Estuvo en la entidad vizcaína durante trece temporadas y fue Fernando Lamikiz quien le reclutó

EL CORREO

Dicen quienes le conocieron que tenía un don especial para hacer siempre el bien. El miércoles cumplió 76 años y ayer falleció en Bilbao. Se ha ido Koldo Asua, exmiembro del Departamento de Atención al Jugador del Athletic, profesor de lengua en Jesuitas, entrenador de juveniles del Loiola antes de recalar en el Danok Bat, educador y formador de futuros futbolistas, a los que acompañaba en el tránsito de la niñez a la juventud.

Socio del Athletic desde 1962, Asua ha dejado huella y ha sido referente en el fútbol base de Bizkaia y un profundo conocedor de las categorías inferiores. Durante años formó parte del club rojiblanco en labores de formación. Abandonó por iniciativa propia la entidad en 2019 tras la victoria de Aitor Elizegi. Llevaba trece temporadas en el Athletic, al que llegó de la mano de Fernando Lamikiz. Luego dijo adiós durante varias temporadas y regresó de la mano de Josu Urrutia cuando el exfutbolista rojiblanco ganó las elecciones en 2011. Su misión fue entonces el control y el apoyo a los jugadores que cursaban estudios universitarios. Profesor de lengua en Jesuitas, preparaba con denuedo a los alumnos para la selectividad.

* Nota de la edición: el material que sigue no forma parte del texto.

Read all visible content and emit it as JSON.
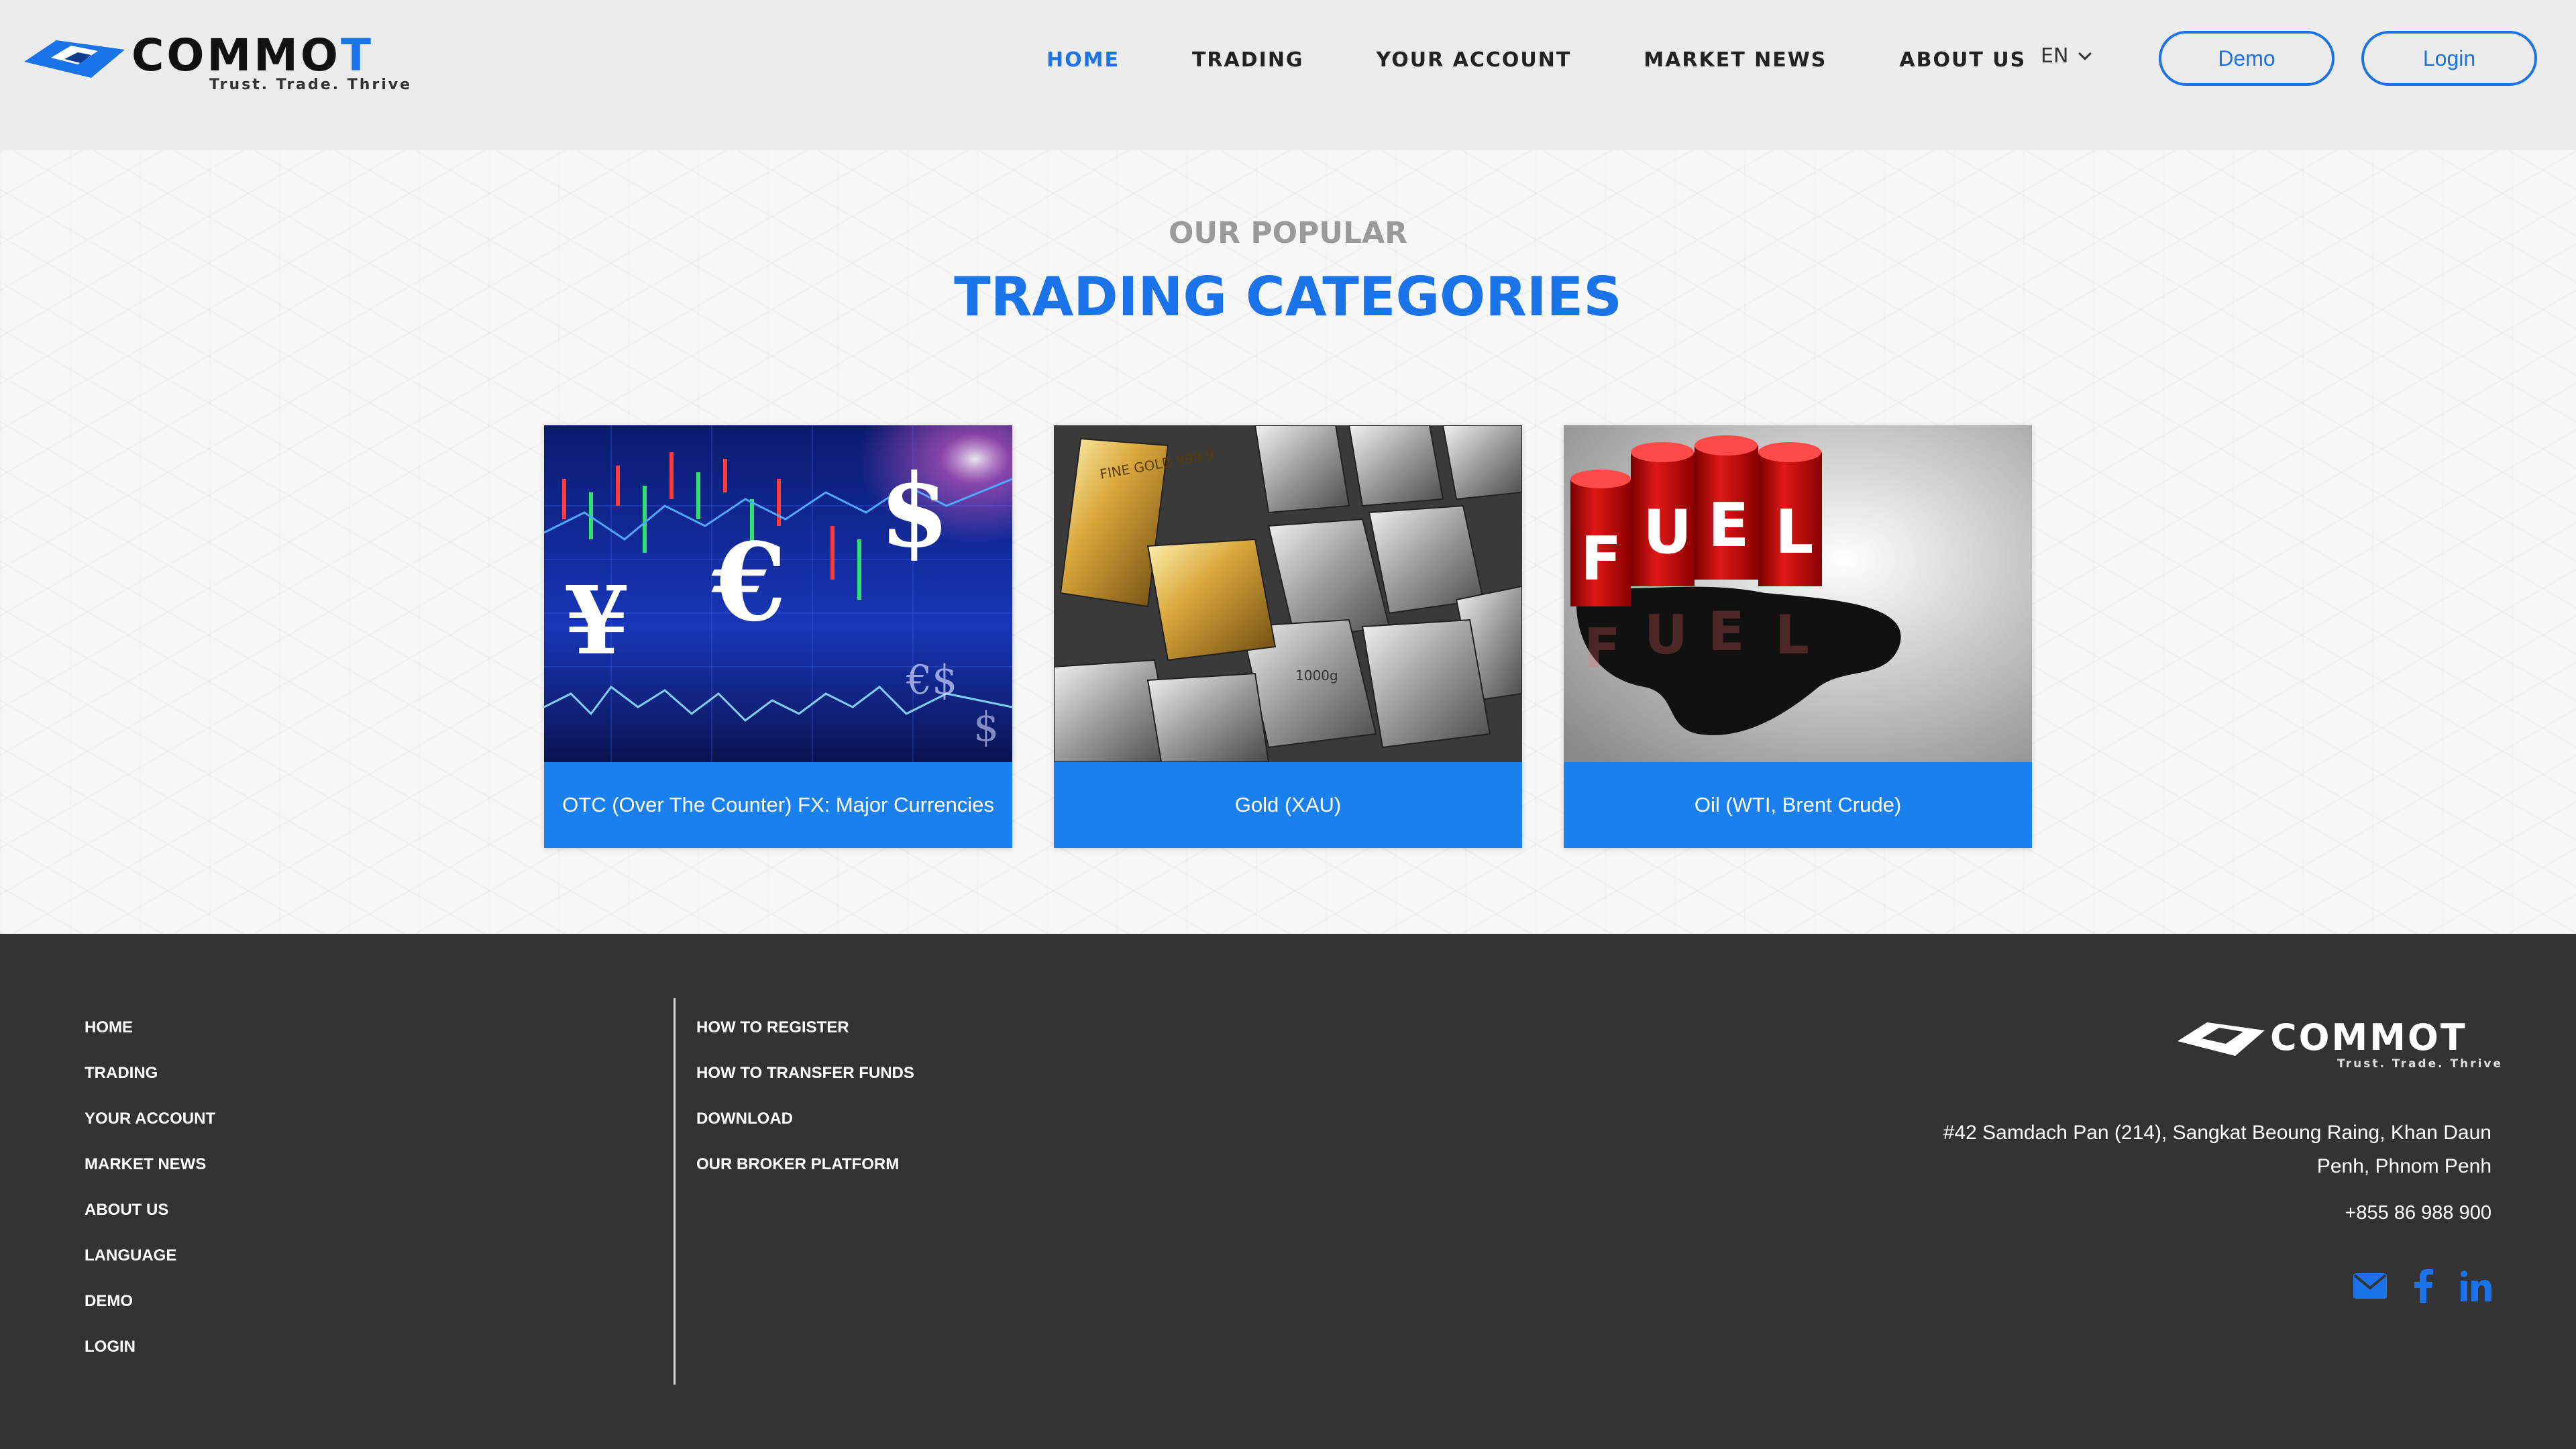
{
  "header": {
    "logo_text_main": "COMMO",
    "logo_text_accent": "T",
    "logo_tagline": "Trust. Trade. Thrive",
    "nav": [
      {
        "label": "HOME"
      },
      {
        "label": "TRADING"
      },
      {
        "label": "YOUR ACCOUNT"
      },
      {
        "label": "MARKET NEWS"
      },
      {
        "label": "ABOUT US"
      }
    ],
    "active_nav": "HOME",
    "language": "EN",
    "demo_label": "Demo",
    "login_label": "Login"
  },
  "section": {
    "subtitle": "OUR POPULAR",
    "title": "TRADING CATEGORIES",
    "cards": [
      {
        "label": "OTC (Over The Counter) FX: Major Currencies",
        "image": "currency-chart"
      },
      {
        "label": "Gold (XAU)",
        "image": "gold-silver-bars"
      },
      {
        "label": "Oil (WTI, Brent Crude)",
        "image": "fuel-barrels"
      }
    ]
  },
  "footer": {
    "col1": [
      {
        "label": "HOME"
      },
      {
        "label": "TRADING"
      },
      {
        "label": "YOUR ACCOUNT"
      },
      {
        "label": "MARKET NEWS"
      },
      {
        "label": "ABOUT US"
      },
      {
        "label": "LANGUAGE"
      },
      {
        "label": "DEMO"
      },
      {
        "label": "LOGIN"
      }
    ],
    "col2": [
      {
        "label": "HOW TO REGISTER"
      },
      {
        "label": "HOW TO TRANSFER FUNDS"
      },
      {
        "label": "DOWNLOAD"
      },
      {
        "label": "OUR BROKER PLATFORM"
      }
    ],
    "logo_text_main": "COMMO",
    "logo_text_accent": "T",
    "logo_tagline": "Trust. Trade. Thrive",
    "address_line1": "#42 Samdach Pan (214), Sangkat Beoung Raing, Khan Daun",
    "address_line2": "Penh, Phnom Penh",
    "phone": "+855 86 988 900",
    "social_icons": [
      "envelope-icon",
      "facebook-icon",
      "linkedin-icon"
    ]
  },
  "colors": {
    "accent": "#1a73e8",
    "card_label_bg": "#1a80ee",
    "header_bg": "#ececec",
    "footer_bg": "#333333"
  }
}
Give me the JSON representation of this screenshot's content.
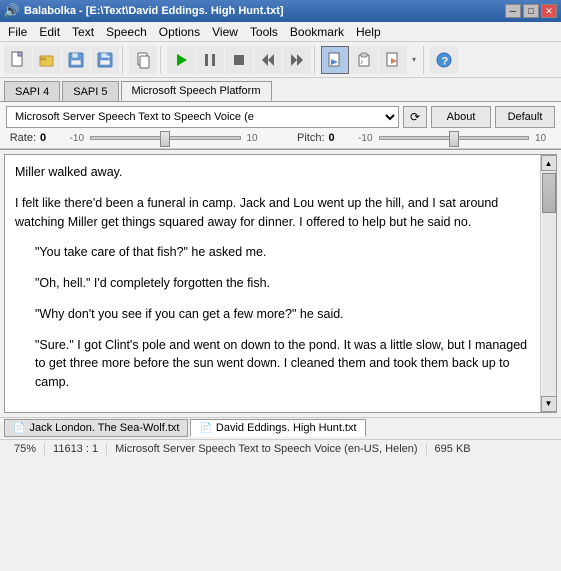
{
  "titleBar": {
    "icon": "🔊",
    "title": "Balabolka - [E:\\Text\\David Eddings. High Hunt.txt]",
    "minimize": "─",
    "maximize": "□",
    "close": "✕"
  },
  "menuBar": {
    "items": [
      "File",
      "Edit",
      "Text",
      "Speech",
      "Options",
      "View",
      "Tools",
      "Bookmark",
      "Help"
    ]
  },
  "toolbar": {
    "buttons": [
      {
        "name": "new",
        "icon": "📄"
      },
      {
        "name": "open",
        "icon": "📂"
      },
      {
        "name": "save",
        "icon": "💾"
      },
      {
        "name": "save-as",
        "icon": "💾"
      },
      {
        "name": "copy-file",
        "icon": "📋"
      },
      {
        "name": "play",
        "icon": "▶"
      },
      {
        "name": "pause",
        "icon": "⏸"
      },
      {
        "name": "stop",
        "icon": "⏹"
      },
      {
        "name": "rewind",
        "icon": "⏮"
      },
      {
        "name": "forward",
        "icon": "⏭"
      },
      {
        "name": "speak-clipboard",
        "icon": "📋"
      },
      {
        "name": "speak-file",
        "icon": "📁"
      },
      {
        "name": "settings",
        "icon": "⚙"
      },
      {
        "name": "info",
        "icon": "ℹ"
      }
    ]
  },
  "speechTabs": {
    "tabs": [
      "SAPI 4",
      "SAPI 5",
      "Microsoft Speech Platform"
    ],
    "activeTab": "Microsoft Speech Platform"
  },
  "voiceSelector": {
    "label": "",
    "value": "Microsoft Server Speech Text to Speech Voice (e",
    "placeholder": "Microsoft Server Speech Text to Speech Voice (e",
    "aboutLabel": "About",
    "defaultLabel": "Default",
    "refreshIcon": "⟳"
  },
  "rateControl": {
    "label": "Rate:",
    "value": "0",
    "min": "-10",
    "max": "10"
  },
  "pitchControl": {
    "label": "Pitch:",
    "value": "0",
    "min": "-10",
    "max": "10"
  },
  "textContent": {
    "paragraphs": [
      "Miller walked away.",
      "I felt like there'd been a funeral in camp.  Jack and Lou went up the hill, and I sat around watching Miller get things squared away for dinner.  I offered to help but he said no.",
      "\"You take care of that fish?\" he asked me.",
      "\"Oh, hell.\" I'd completely forgotten the fish.",
      "\"Why don't you see if you can get a few more?\" he said.",
      "\"Sure.\" I got Clint's pole and went on down to the pond.  It was a little slow, but I managed to get three more before the sun went down.  I cleaned them and took them back up to camp."
    ]
  },
  "docTabs": {
    "tabs": [
      {
        "icon": "📄",
        "label": "Jack London. The Sea-Wolf.txt",
        "active": false
      },
      {
        "icon": "📄",
        "label": "David Eddings. High Hunt.txt",
        "active": true
      }
    ]
  },
  "statusBar": {
    "zoom": "75%",
    "position": "11613 : 1",
    "voice": "Microsoft Server Speech Text to Speech Voice (en-US, Helen)",
    "size": "695 KB"
  }
}
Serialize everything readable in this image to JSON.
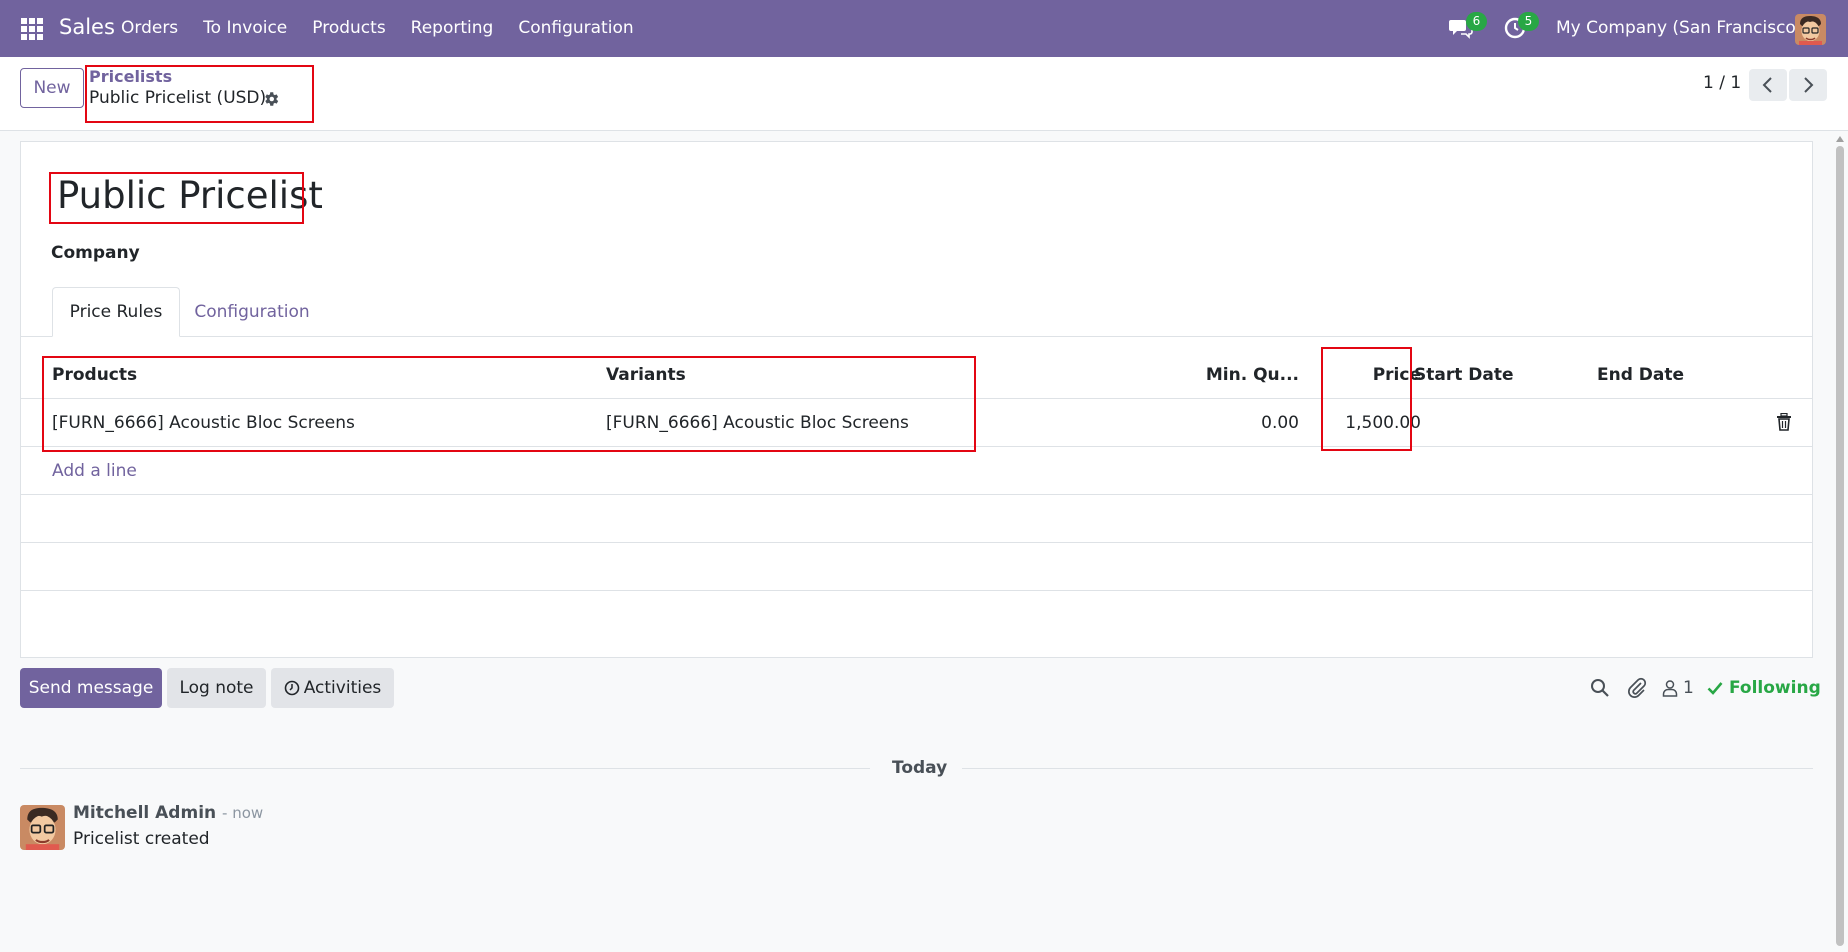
{
  "nav": {
    "brand": "Sales",
    "menu": [
      "Orders",
      "To Invoice",
      "Products",
      "Reporting",
      "Configuration"
    ],
    "messages_count": "6",
    "activities_count": "5",
    "company": "My Company (San Francisco)"
  },
  "control": {
    "new_label": "New",
    "breadcrumb": "Pricelists",
    "record": "Public Pricelist (USD)",
    "pager": "1 / 1"
  },
  "form": {
    "title": "Public Pricelist",
    "company_label": "Company",
    "tabs": [
      "Price Rules",
      "Configuration"
    ],
    "columns": {
      "products": "Products",
      "variants": "Variants",
      "min_qty": "Min. Qu...",
      "price": "Price",
      "start_date": "Start Date",
      "end_date": "End Date"
    },
    "rows": [
      {
        "product": "[FURN_6666] Acoustic Bloc Screens",
        "variant": "[FURN_6666] Acoustic Bloc Screens",
        "min_qty": "0.00",
        "price": "1,500.00",
        "start_date": "",
        "end_date": ""
      }
    ],
    "add_line": "Add a line"
  },
  "chatter": {
    "send_message": "Send message",
    "log_note": "Log note",
    "activities": "Activities",
    "followers_count": "1",
    "following": "Following",
    "date_separator": "Today",
    "messages": [
      {
        "author": "Mitchell Admin",
        "time": "- now",
        "body": "Pricelist created"
      }
    ]
  },
  "colors": {
    "brand": "#71639e",
    "success": "#28a745",
    "highlight": "#e30613"
  }
}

En la labor que le encomendó el club de captar futbolistas no va a ser nunca olvidado por algunos de ellos. Iker Muniain, Mikel San José, Iago Herrerín, Unai Nuñez... le tuvieron a su lado. El capitán del Athletic no se anduvo con rodeos cuando decidió irse del Athletic. «Se va el mejor», le dedicó el jugador navarro.

Koldo Asua era muy querido por los futbolistas a los que acompañó en su primera etapa en el Athletic y formó durante su estancia, y era también profundamente admirado por los padres de esos muchachos. Campechano pero con carácter cuando era necesario, Asua era un hombre entregado «en cuerpo y alma a su trabajo» en Lezama, donde «metía muchísimas horas», dicen algunos de quienes le veían apagar cada día la luz del despacho. Siempre estaba activo y por eso a él acudían los jóvenes jugadores a pedir consejo.

Se va la voz de Lezama con las familias, sobre todo con las de los niños que venían de fuera. Goian bego.